Chen Z, Matsuo K, Asanuma H, Takahashi H, Iwasaki T, Suzuki Y, Aizawa C, Kurata T, Tamura S
Department of Pathology, National Institute of Infectious Diseases, Tokyo, Japan.
Vaccine. 1999 Feb 26;17(7-8):653-9. doi: 10.1016/s0264-410x(98)00247-3.
The ability of plasmid DNA encoding hemagglutinin (HA), neuraminidase (NA) or matrix protein (M1) from influenza virus A/PR/8/34 (PR8) (H1N1), and mixtures of these plasmid DNAs (HA + NA and HA + NA + M1) to protect against homologous or heterologous virus infection was examined in BALB/c mice. Each DNA was inoculated twice, 3 weeks apart, or four times, 2 weeks apart, at a dose of 1 microg of each component per mouse by particle-mediated DNA transfer to the epidermis (gene gun). Seven days after the last immunization, mice were challenged with a lethal homologous or heterologous virus and the ability of each DNA to protect the mice from influenza was evaluated by observing lung virus titers and survival rates. The administration of a plasmid DNA mixture of either (HA + NA) or (HA + NA + M1) provided almost complete protection against the PR8 virus challenge, and this protection was accompanied by high levels of specific antibody responses to the respective components. The degree of protection afforded in these groups is significantly higher than that in mice given either HA- or NA-expressing DNA alone, which provided only a partial protection against PR8 challenge or that in mice given M1-expressing DNA, which failed to provide any protection. In addition, both of the plasmid DNA mixtures (HA + NA) and (HA + NA + M1) showed a slight tendency to provide cross-protection against an A/Yamagata/120/86 (H1N1) virus challenge, and this was accompanied by a relatively high level of cross-reacting antibodies. Thus, there was no clear difference between the ability of the HA + NA and HA + NA + M1 plasmid DNA mixtures in providing protection against either a PR8 or heterologous virus challenge.
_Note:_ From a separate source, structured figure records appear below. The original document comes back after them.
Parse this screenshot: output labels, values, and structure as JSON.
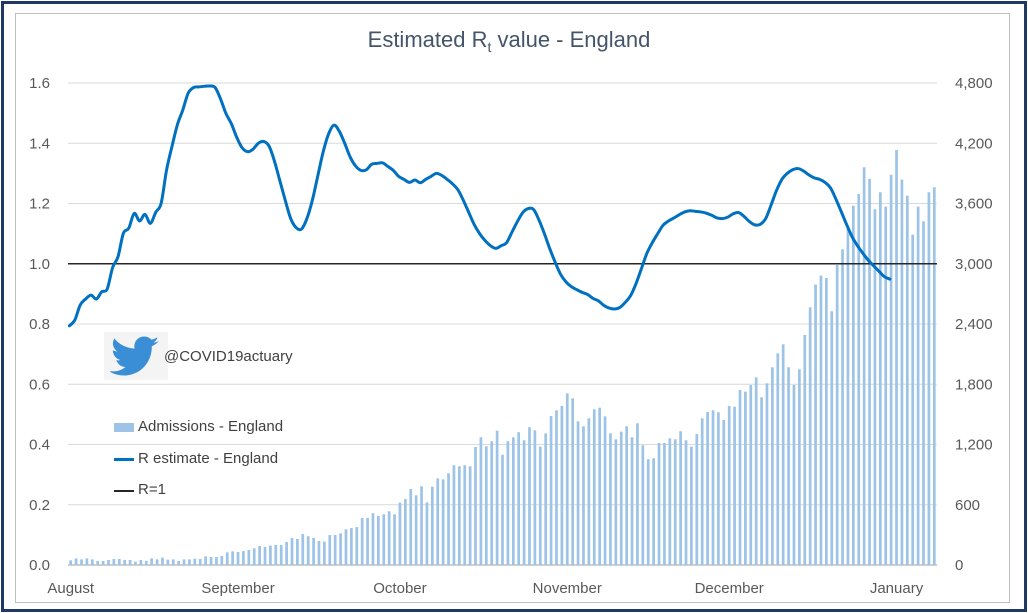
{
  "header": {
    "title_main": "Estimated R",
    "title_subscript": "t",
    "title_rest": " value - England"
  },
  "watermark": {
    "icon": "twitter-bird-icon",
    "handle": "@COVID19actuary"
  },
  "legend": {
    "position": "left-middle",
    "items": [
      {
        "label": "Admissions - England",
        "marker": "bar",
        "color": "#9DC3E6"
      },
      {
        "label": "R estimate - England",
        "marker": "line",
        "color": "#0070C0"
      },
      {
        "label": "R=1",
        "marker": "line",
        "color": "#262626"
      }
    ]
  },
  "colors": {
    "frame": "#1F3864",
    "bars": "#9DC3E6",
    "r_line": "#0070C0",
    "r1_line": "#262626",
    "grid": "#D9D9D9",
    "title": "#44546A"
  },
  "chart_data": {
    "type": "bar",
    "title": "Estimated Rt value - England",
    "xlabel": "",
    "ylabel": "",
    "grid": true,
    "category_count": 161,
    "x_ticks": [
      {
        "label": "August",
        "index": 0
      },
      {
        "label": "September",
        "index": 31
      },
      {
        "label": "October",
        "index": 61
      },
      {
        "label": "November",
        "index": 92
      },
      {
        "label": "December",
        "index": 122
      },
      {
        "label": "January",
        "index": 153
      }
    ],
    "y_left": {
      "range": [
        0,
        1.6
      ],
      "ticks": [
        "0.0",
        "0.2",
        "0.4",
        "0.6",
        "0.8",
        "1.0",
        "1.2",
        "1.4",
        "1.6"
      ]
    },
    "y_right": {
      "range": [
        0,
        4800
      ],
      "ticks": [
        "0",
        "600",
        "1,200",
        "1,800",
        "2,400",
        "3,000",
        "3,600",
        "4,200",
        "4,800"
      ]
    },
    "series": [
      {
        "name": "Admissions - England",
        "type": "bar",
        "axis": "right",
        "values": [
          46,
          66,
          56,
          66,
          56,
          40,
          40,
          50,
          60,
          60,
          50,
          50,
          33,
          50,
          40,
          66,
          56,
          73,
          53,
          56,
          40,
          56,
          56,
          63,
          60,
          86,
          80,
          80,
          90,
          126,
          136,
          130,
          139,
          149,
          166,
          189,
          179,
          193,
          199,
          199,
          229,
          269,
          259,
          309,
          286,
          269,
          239,
          233,
          299,
          299,
          315,
          355,
          368,
          378,
          468,
          468,
          515,
          488,
          505,
          535,
          505,
          621,
          657,
          757,
          694,
          784,
          624,
          780,
          863,
          853,
          913,
          993,
          983,
          993,
          983,
          1175,
          1272,
          1182,
          1232,
          1338,
          1099,
          1232,
          1272,
          1322,
          1242,
          1372,
          1341,
          1179,
          1311,
          1484,
          1541,
          1584,
          1710,
          1660,
          1431,
          1381,
          1461,
          1551,
          1567,
          1481,
          1311,
          1252,
          1328,
          1381,
          1272,
          1411,
          1192,
          1053,
          1063,
          1215,
          1215,
          1262,
          1252,
          1332,
          1242,
          1179,
          1305,
          1461,
          1524,
          1541,
          1521,
          1444,
          1584,
          1577,
          1743,
          1726,
          1793,
          1869,
          1670,
          1810,
          1969,
          2108,
          2198,
          1969,
          1793,
          1949,
          2291,
          2566,
          2792,
          2882,
          2858,
          2527,
          2988,
          3144,
          3347,
          3579,
          3695,
          3961,
          3845,
          3543,
          3712,
          3569,
          3887,
          4133,
          3838,
          3678,
          3290,
          3569,
          3423,
          3712,
          3762
        ]
      },
      {
        "name": "R estimate - England",
        "type": "line",
        "axis": "left",
        "values": [
          0.794,
          0.813,
          0.863,
          0.883,
          0.896,
          0.883,
          0.907,
          0.916,
          0.987,
          1.023,
          1.101,
          1.118,
          1.167,
          1.142,
          1.164,
          1.134,
          1.171,
          1.201,
          1.311,
          1.389,
          1.461,
          1.51,
          1.566,
          1.585,
          1.587,
          1.589,
          1.59,
          1.585,
          1.547,
          1.499,
          1.465,
          1.42,
          1.385,
          1.372,
          1.38,
          1.4,
          1.406,
          1.39,
          1.34,
          1.275,
          1.21,
          1.15,
          1.12,
          1.115,
          1.15,
          1.21,
          1.29,
          1.37,
          1.43,
          1.46,
          1.44,
          1.4,
          1.355,
          1.325,
          1.31,
          1.312,
          1.33,
          1.333,
          1.335,
          1.323,
          1.31,
          1.29,
          1.28,
          1.27,
          1.278,
          1.269,
          1.28,
          1.29,
          1.3,
          1.293,
          1.28,
          1.265,
          1.245,
          1.21,
          1.17,
          1.13,
          1.1,
          1.077,
          1.06,
          1.051,
          1.06,
          1.07,
          1.105,
          1.14,
          1.17,
          1.183,
          1.18,
          1.145,
          1.1,
          1.05,
          1.005,
          0.965,
          0.94,
          0.924,
          0.914,
          0.905,
          0.898,
          0.885,
          0.877,
          0.862,
          0.853,
          0.85,
          0.855,
          0.872,
          0.895,
          0.935,
          0.985,
          1.035,
          1.07,
          1.1,
          1.128,
          1.142,
          1.152,
          1.163,
          1.172,
          1.176,
          1.174,
          1.172,
          1.168,
          1.161,
          1.152,
          1.15,
          1.155,
          1.166,
          1.17,
          1.157,
          1.14,
          1.129,
          1.131,
          1.15,
          1.195,
          1.243,
          1.28,
          1.3,
          1.312,
          1.316,
          1.308,
          1.295,
          1.285,
          1.28,
          1.27,
          1.252,
          1.215,
          1.173,
          1.13,
          1.09,
          1.06,
          1.035,
          1.012,
          0.993,
          0.975,
          0.957,
          0.949
        ]
      },
      {
        "name": "R=1",
        "type": "line",
        "axis": "left",
        "constant": 1.0
      }
    ]
  }
}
These results suggest that in mice immunized by gene gun, a mixture of plasmid DNAs encoding HA and NA can provide the most effective protection against the virus challenge. The addition of the M -expressing plasmid DNA to this mixture does not enhance the degree of protection afforded.
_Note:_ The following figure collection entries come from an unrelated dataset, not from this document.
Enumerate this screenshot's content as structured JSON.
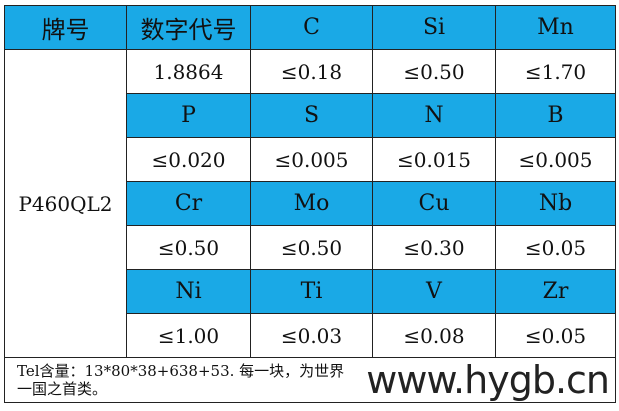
{
  "header": [
    "牌号",
    "数字代号",
    "C",
    "Si",
    "Mn"
  ],
  "grade": "P460QL2",
  "code": "1.8864",
  "row1": [
    "≤0.18",
    "≤0.50",
    "≤1.70"
  ],
  "rows": [
    {
      "elements": [
        "P",
        "S",
        "N",
        "B"
      ],
      "values": [
        "≤0.020",
        "≤0.005",
        "≤0.015",
        "≤0.005"
      ]
    },
    {
      "elements": [
        "Cr",
        "Mo",
        "Cu",
        "Nb"
      ],
      "values": [
        "≤0.50",
        "≤0.50",
        "≤0.30",
        "≤0.05"
      ]
    },
    {
      "elements": [
        "Ni",
        "Ti",
        "V",
        "Zr"
      ],
      "values": [
        "≤1.00",
        "≤0.03",
        "≤0.08",
        "≤0.05"
      ]
    }
  ],
  "footer": "Tel含量：13*80*38+638+53. 每一块，为世界一国之首类。",
  "watermark": "www.hygb.cn",
  "colors": {
    "header_bg": "#1aa9e6"
  }
}
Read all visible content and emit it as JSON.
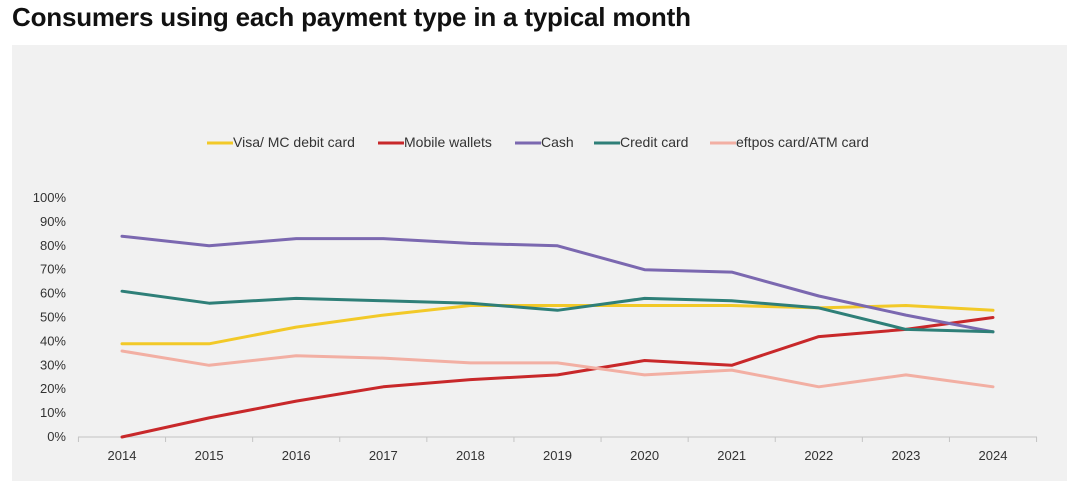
{
  "title": "Consumers using each payment type in a typical month",
  "chart_data": {
    "type": "line",
    "title": "Consumers using each payment type in a typical month",
    "x": [
      "2014",
      "2015",
      "2016",
      "2017",
      "2018",
      "2019",
      "2020",
      "2021",
      "2022",
      "2023",
      "2024"
    ],
    "ylim": [
      0,
      100
    ],
    "y_ticks": [
      "0%",
      "10%",
      "20%",
      "30%",
      "40%",
      "50%",
      "60%",
      "70%",
      "80%",
      "90%",
      "100%"
    ],
    "grid": false,
    "legend_position": "top",
    "series": [
      {
        "name": "Visa/ MC debit card",
        "color": "#F2C928",
        "values": [
          39,
          39,
          46,
          51,
          55,
          55,
          55,
          55,
          54,
          55,
          53
        ]
      },
      {
        "name": "Mobile wallets",
        "color": "#C8282A",
        "values": [
          0,
          8,
          15,
          21,
          24,
          26,
          32,
          30,
          42,
          45,
          50
        ]
      },
      {
        "name": "Cash",
        "color": "#7B68B0",
        "values": [
          84,
          80,
          83,
          83,
          81,
          80,
          70,
          69,
          59,
          51,
          44
        ]
      },
      {
        "name": "Credit card",
        "color": "#2E7F78",
        "values": [
          61,
          56,
          58,
          57,
          56,
          53,
          58,
          57,
          54,
          45,
          44
        ]
      },
      {
        "name": "eftpos card/ATM card",
        "color": "#F2AFA3",
        "values": [
          36,
          30,
          34,
          33,
          31,
          31,
          26,
          28,
          21,
          26,
          21
        ]
      }
    ]
  }
}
在BALB/c小鼠中检测了编码甲型流感病毒A/PR/8/34(PR8)(H1N1)血凝素(HA)、神经氨酸酶(NA)或基质蛋白(M1)的质粒DNA,以及这些质粒DNA混合物(HA + NA和HA + NA + M1)预防同源或异源病毒感染的能力。通过粒子介导的DNA转移至表皮(基因枪),以每只小鼠1微克各组分的剂量,对每种DNA进行两次接种,间隔3周,或四次接种,间隔2周。末次免疫7天后,用致死剂量的同源或异源病毒攻击小鼠,并通过观察肺病毒滴度和存活率来评估每种DNA保护小鼠免受流感侵害的能力。给予(HA + NA)或(HA + NA + M1)质粒DNA混合物可提供几乎完全的保护,抵御PR8病毒攻击,且这种保护伴随着对各组分的高水平特异性抗体反应。这些组提供的保护程度显著高于单独给予表达HA或NA的DNA的小鼠,单独给予表达HA或NA的DNA只能提供部分保护抵御PR8攻击,也高于给予表达M1的DNA的小鼠,给予表达M1的DNA未能提供任何保护。此外,两种质粒DNA混合物(HA + NA)和(HA + NA + M1)均显示出对A/山形/120/86(H1N1)病毒攻击提供交叉保护的轻微趋势,且伴随着相对高水平的交叉反应抗体。因此,HA + NA和HA + NA + M1质粒DNA混合物在提供针对PR8或异源病毒攻击的保护能力方面没有明显差异。这些结果表明,在通过基因枪免疫的小鼠中,编码HA和NA的质粒DNA混合物可提供最有效的保护,抵御病毒攻击。向该混合物中添加表达M的质粒DNA不会增强所提供的保护程度。